I see a child—a naked skeleton—waiting for his meager ration (let); his withered body bears the tell-tale signs of advanced malnutrition. Others like him sit almost lifeless in their filth. A woman clad in rags clutches an infant so thin his ribs look like a birdcage beneath his peeling skin. I see a tear in the mother’s eye.
This is the face of famine as I saw it last fall in Bangladesh, where 74 million people crowd a watery nation the size of Wisconsin.
Like a hungry army, Bengalis pour into this and similar camps in search of nourishment. Most are disappointed. The nation is always short of food during this between-crop period known as the “hunger months.” But in 1974 floodwaters inundated nearly half the nation, destroying stored grain and damaging the standing crop. Result: no jobs for farm laborers.
Despite loss of foodstuffs, however, there is an estimated four million tons of rice in Bangladesh during the famine–enough to feed the entire nation for a third of the year.
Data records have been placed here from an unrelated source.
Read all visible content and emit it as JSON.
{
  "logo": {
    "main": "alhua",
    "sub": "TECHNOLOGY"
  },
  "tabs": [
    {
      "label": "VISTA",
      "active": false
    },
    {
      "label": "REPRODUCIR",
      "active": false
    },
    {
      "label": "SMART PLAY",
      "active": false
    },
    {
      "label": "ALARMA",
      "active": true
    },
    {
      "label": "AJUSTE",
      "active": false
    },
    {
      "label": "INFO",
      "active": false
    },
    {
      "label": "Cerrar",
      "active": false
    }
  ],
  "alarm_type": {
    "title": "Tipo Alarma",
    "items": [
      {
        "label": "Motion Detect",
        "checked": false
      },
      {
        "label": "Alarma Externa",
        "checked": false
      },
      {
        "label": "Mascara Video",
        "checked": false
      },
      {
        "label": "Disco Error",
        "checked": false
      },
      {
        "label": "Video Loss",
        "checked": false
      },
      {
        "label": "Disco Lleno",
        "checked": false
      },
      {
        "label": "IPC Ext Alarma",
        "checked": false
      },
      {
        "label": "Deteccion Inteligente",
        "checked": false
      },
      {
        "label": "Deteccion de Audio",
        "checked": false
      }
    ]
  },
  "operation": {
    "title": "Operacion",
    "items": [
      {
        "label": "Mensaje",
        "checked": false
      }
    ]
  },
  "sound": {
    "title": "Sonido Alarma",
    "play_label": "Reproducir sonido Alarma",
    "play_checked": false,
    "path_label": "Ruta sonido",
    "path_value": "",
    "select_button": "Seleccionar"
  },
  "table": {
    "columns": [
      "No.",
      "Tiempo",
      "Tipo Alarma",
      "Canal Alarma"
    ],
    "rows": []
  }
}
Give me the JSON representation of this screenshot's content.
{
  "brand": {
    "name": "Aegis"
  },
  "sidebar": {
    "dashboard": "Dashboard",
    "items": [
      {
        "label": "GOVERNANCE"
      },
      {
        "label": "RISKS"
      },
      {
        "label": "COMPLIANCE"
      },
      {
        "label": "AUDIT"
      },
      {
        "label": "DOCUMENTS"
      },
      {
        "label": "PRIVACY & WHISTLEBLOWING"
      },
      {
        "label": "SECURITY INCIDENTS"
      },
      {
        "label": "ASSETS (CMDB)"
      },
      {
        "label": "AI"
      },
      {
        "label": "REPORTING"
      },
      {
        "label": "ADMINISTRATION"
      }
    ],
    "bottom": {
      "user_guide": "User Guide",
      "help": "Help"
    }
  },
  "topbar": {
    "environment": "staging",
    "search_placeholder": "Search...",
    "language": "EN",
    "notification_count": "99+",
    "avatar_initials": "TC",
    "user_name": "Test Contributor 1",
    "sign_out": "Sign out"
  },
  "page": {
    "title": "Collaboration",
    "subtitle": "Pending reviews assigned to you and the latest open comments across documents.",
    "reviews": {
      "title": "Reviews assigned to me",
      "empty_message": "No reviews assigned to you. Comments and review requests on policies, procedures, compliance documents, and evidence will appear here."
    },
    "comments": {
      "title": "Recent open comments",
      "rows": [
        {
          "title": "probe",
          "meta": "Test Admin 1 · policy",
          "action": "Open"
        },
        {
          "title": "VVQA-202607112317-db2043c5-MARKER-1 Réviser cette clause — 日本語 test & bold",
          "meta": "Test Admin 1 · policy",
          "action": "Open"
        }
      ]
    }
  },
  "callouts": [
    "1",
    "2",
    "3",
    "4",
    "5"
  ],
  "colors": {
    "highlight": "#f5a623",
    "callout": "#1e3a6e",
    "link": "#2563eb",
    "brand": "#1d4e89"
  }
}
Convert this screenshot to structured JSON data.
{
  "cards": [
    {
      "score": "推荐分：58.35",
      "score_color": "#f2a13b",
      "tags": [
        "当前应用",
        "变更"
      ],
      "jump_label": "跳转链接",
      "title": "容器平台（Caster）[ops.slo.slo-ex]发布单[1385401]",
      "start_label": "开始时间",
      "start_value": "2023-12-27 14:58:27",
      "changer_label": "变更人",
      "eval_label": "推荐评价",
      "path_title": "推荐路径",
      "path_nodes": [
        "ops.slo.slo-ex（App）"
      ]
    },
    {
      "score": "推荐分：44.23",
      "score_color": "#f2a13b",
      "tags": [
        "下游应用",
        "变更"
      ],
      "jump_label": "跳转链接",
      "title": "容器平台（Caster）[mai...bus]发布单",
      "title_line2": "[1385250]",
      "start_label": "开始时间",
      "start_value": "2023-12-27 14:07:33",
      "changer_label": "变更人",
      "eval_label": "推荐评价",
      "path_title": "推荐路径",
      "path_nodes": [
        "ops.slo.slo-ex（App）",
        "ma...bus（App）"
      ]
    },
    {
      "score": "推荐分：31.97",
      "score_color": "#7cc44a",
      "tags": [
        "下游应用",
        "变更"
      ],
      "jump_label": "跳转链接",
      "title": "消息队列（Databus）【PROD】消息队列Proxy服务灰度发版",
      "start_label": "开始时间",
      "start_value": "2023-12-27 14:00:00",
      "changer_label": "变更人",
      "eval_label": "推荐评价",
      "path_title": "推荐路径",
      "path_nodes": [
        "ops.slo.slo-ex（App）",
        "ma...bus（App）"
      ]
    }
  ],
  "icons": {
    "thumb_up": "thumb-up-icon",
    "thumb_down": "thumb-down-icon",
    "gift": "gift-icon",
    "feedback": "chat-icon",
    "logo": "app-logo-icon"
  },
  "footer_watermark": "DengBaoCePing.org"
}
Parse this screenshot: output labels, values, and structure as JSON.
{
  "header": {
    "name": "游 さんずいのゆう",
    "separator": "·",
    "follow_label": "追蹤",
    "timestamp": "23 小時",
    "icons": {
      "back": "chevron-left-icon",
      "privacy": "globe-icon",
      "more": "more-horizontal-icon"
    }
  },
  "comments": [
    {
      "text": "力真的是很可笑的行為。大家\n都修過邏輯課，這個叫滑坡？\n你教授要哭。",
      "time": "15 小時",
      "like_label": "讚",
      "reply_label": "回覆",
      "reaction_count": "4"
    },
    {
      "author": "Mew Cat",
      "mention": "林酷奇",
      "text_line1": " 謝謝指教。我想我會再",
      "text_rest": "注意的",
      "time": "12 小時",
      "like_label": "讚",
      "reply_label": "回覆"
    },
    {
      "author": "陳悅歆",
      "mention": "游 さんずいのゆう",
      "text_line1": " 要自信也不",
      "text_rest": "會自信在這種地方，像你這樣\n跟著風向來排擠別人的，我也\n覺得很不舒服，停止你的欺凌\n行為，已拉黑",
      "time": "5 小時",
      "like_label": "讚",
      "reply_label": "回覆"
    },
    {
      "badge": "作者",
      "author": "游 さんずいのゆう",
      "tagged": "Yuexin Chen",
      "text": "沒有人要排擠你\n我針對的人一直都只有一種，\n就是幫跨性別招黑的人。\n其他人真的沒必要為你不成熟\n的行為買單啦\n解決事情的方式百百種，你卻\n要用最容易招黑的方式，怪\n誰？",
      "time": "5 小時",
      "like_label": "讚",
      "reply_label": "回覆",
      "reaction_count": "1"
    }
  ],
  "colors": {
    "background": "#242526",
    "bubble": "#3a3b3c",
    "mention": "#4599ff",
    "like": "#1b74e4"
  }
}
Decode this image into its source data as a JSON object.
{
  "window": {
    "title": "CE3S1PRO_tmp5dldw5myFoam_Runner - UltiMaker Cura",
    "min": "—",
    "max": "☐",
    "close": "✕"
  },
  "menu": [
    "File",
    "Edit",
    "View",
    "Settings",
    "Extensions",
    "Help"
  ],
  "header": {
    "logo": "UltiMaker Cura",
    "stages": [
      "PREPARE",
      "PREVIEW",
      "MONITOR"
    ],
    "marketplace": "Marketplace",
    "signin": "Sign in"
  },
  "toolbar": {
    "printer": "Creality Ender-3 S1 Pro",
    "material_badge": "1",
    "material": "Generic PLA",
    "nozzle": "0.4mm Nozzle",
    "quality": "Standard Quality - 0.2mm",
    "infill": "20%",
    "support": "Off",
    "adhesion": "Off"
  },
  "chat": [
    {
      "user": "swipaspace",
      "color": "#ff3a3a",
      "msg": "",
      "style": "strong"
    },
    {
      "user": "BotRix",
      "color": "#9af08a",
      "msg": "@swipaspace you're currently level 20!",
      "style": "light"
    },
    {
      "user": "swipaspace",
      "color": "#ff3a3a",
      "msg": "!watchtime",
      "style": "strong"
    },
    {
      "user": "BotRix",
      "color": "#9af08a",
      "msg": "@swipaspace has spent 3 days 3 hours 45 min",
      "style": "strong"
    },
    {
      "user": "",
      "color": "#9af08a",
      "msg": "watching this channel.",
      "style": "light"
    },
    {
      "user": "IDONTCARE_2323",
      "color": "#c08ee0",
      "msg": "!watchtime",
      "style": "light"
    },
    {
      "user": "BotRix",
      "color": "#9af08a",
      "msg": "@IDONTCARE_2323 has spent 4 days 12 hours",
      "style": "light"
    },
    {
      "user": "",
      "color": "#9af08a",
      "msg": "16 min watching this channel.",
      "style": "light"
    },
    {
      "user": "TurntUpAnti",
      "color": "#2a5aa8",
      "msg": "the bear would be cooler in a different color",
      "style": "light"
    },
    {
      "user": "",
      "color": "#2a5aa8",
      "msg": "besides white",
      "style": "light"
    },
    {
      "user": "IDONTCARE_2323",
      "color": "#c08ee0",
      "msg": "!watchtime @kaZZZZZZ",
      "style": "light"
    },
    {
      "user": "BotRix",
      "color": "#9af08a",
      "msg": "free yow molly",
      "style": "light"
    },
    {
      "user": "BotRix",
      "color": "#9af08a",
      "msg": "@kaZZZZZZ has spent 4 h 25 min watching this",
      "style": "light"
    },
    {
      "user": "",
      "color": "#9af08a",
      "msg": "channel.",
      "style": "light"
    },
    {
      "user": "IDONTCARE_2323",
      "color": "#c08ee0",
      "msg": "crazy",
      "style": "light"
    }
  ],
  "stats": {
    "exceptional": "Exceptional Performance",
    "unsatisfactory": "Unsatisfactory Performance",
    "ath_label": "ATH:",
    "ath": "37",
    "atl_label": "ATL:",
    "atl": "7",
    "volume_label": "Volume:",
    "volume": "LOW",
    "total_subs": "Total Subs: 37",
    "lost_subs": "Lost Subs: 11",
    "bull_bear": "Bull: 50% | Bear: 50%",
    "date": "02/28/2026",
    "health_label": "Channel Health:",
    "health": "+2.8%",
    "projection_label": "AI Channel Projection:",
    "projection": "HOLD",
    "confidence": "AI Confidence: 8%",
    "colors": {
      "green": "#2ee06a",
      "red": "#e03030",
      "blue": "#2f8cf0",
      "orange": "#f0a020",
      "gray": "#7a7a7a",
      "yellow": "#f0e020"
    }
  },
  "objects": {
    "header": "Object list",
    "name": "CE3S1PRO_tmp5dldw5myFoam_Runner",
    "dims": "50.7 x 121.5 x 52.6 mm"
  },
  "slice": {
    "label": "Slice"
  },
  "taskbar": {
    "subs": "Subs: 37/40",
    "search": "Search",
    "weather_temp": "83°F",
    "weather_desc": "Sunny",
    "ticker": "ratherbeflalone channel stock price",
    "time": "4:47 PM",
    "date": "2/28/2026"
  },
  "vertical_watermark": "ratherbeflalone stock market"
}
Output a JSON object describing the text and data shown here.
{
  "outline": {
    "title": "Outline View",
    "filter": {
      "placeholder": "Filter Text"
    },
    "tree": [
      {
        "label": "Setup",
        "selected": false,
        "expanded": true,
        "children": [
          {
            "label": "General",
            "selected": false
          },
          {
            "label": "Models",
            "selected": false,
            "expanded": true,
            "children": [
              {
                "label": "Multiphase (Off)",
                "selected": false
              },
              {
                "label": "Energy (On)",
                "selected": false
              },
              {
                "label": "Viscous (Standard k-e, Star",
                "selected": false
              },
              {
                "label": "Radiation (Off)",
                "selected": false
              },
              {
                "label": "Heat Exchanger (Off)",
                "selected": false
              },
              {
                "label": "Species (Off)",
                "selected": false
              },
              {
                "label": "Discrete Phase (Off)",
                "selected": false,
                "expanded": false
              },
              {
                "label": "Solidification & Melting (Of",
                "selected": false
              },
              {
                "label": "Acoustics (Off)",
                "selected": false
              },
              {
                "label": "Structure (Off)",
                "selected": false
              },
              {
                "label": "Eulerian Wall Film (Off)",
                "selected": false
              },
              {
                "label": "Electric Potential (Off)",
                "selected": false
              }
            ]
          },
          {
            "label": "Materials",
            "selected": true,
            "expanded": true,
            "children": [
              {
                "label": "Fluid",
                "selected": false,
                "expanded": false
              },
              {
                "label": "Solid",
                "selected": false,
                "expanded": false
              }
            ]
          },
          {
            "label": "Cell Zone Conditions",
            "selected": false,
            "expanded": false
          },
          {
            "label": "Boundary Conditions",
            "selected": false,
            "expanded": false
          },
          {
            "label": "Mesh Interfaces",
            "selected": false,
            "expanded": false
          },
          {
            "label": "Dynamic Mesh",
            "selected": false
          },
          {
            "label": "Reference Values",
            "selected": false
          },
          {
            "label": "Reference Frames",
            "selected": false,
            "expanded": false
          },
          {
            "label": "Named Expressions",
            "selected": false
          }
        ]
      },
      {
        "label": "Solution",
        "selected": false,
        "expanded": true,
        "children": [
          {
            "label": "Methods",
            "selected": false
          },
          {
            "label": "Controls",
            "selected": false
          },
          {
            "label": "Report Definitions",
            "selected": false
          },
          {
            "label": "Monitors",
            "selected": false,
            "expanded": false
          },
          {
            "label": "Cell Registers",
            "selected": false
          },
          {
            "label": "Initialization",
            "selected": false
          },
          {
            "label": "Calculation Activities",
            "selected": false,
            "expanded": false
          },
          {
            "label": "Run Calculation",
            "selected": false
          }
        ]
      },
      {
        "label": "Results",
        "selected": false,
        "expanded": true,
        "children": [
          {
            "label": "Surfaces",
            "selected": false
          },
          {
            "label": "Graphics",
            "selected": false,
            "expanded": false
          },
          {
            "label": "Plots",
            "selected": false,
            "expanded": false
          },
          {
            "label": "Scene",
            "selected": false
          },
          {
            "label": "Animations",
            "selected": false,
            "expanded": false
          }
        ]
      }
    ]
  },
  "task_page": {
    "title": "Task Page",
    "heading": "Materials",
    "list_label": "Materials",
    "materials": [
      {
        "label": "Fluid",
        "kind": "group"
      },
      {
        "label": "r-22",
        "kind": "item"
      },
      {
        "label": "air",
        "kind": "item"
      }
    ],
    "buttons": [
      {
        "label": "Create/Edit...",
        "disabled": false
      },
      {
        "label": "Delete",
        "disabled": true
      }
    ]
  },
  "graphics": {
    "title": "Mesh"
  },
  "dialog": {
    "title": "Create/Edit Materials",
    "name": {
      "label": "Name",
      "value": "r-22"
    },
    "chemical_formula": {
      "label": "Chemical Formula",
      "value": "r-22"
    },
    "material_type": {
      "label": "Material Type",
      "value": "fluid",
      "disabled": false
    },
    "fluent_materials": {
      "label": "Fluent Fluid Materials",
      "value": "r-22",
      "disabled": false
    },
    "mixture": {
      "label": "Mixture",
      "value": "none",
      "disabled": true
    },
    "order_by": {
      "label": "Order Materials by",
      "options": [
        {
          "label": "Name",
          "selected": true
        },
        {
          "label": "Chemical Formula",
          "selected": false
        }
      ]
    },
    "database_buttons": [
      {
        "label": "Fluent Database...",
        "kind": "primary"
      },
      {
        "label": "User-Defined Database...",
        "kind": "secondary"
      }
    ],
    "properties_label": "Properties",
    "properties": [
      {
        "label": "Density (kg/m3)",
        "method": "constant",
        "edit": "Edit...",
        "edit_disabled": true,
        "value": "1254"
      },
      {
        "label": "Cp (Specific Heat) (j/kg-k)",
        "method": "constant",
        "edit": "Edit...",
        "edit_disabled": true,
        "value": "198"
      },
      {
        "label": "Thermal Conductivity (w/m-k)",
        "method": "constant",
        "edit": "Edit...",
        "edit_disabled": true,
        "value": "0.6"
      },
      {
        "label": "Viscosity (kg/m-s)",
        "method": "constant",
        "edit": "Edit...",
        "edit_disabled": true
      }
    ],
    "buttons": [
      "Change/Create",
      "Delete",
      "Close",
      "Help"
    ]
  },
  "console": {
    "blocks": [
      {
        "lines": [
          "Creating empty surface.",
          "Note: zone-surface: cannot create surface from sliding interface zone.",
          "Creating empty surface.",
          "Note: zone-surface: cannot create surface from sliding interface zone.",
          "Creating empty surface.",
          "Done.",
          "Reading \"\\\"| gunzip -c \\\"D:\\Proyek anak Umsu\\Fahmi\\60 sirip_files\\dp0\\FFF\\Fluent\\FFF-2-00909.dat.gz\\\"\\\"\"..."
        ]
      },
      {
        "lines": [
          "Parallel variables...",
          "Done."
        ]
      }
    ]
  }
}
But the vast majority of people, subsisting at poverty level in the best of times and now also victimized by the flooding, are too poor to buy it.
Relief officiais tell of widespread smuggling of rice into neighboring India, where it sells for up to twice as much. Hoarders at home drive rice beyond 50 cents a pound in a country with a per capita income of $70 a year, among the world’s lowest.
Taking command, inflation triggers price jumps of from 200 to 500 percent in other food. The black market thrives, but at prices hopelessly beyond the means of the hungry.

A reeling Bangladesh Government, unable to stock-pile food to stave off disaster, depends on massive international handouts, but too little reaches those who need it, especially in rural areas. Aid from the granaries of North America, India, Australia, and Europe only trickles to the feeding kitchens. Much is siphoned off by corrupt officiais, who sometimes demand bribes before issuing food cards. I saw it happen.
Battered by an angry climate, undermined by corruption, and staggered by poverty, Bangladesh remains today a frightening example of what can happen to the weakest, most vulnerable nations when everything goes wrong at once.
For Bangladesh that dread specter, starvation, stalks the land, and thousands of Bengalis die—most of them preventable deaths in what has been called a “man-made famine.”
Agony of survival: Hungry hands reach for the unleavened pancakes called chapaties at a local Red Cross feeding kitchen in Dacca. At the city’s Kamalapur railway station, I ta& with an upcountry man who has sold everything—his bullocks, his wife’s jewelry, his pots and pans, his not-yet-harvested crop, finally his tin roof—to buy food for his starving family. In the end, they have ridden to Dacca on the roof of a train (right), hoping to find more to eat.